Unsloth Releases MTP GGUF Weights for Gemma 4 Model Suite
Unsloth has expanded its optimization library by providing GGUF-formatted weights for the Multi-Token Prediction (MTP) variants of Google's Gemma 4, covering multiple parameter scales for efficient local deployment.
Enhanced Local Deployment via GGUF
Unsloth has officially released GGUF weights for the Gemma 4 architecture, specifically targeting the Multi-Token Prediction (MTP) capabilities. By providing these weights in GGUF format, the team enables seamless integration with llama.cpp and other compatible inference engines, allowing developers and researchers to run high-performance models on consumer-grade hardware with reduced memory overhead.
Supported Model Variants and Quantizations
The release covers a broad spectrum of model sizes to accommodate different hardware constraints and performance requirements. The following Gemma 4 variants are now available:
- Gemma 4 31B: High-capacity model for complex reasoning tasks.
- Gemma 4 26B-A4B: A specialized architecture variant.
- Gemma 4 12B: An optimized balance between performance and efficiency.

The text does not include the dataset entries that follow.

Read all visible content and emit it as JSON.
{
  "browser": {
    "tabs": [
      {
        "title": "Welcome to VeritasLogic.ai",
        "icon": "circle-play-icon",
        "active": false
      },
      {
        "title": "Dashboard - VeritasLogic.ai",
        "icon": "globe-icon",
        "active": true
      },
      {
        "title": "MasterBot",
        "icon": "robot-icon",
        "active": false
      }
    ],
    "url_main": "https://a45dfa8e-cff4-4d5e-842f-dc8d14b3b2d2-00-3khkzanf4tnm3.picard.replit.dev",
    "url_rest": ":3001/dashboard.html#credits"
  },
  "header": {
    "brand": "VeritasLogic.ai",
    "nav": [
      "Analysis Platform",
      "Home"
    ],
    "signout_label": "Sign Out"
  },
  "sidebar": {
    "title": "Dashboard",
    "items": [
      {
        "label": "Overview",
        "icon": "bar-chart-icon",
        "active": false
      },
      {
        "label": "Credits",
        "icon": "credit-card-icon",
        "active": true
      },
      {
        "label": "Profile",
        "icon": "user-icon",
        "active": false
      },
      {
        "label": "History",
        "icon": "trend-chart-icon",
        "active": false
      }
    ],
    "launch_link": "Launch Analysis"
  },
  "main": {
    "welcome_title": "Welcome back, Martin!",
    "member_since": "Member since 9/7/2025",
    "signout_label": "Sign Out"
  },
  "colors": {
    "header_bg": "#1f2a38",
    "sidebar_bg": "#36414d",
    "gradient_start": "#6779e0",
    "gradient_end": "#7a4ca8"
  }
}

To ensure flexibility in precision and accuracy, Unsloth has provided multiple weight formats for these models, including Q8 (8-bit quantization), F16 (Half-precision floating point), and BF16 (Bfloat16), allowing users to choose the optimal trade-off between perplexity and VRAM usage.
Accessing the Weights
The weights have been hosted on Hugging Face under the Unsloth organization, organized by model size within the MTP directories of their respective repositories.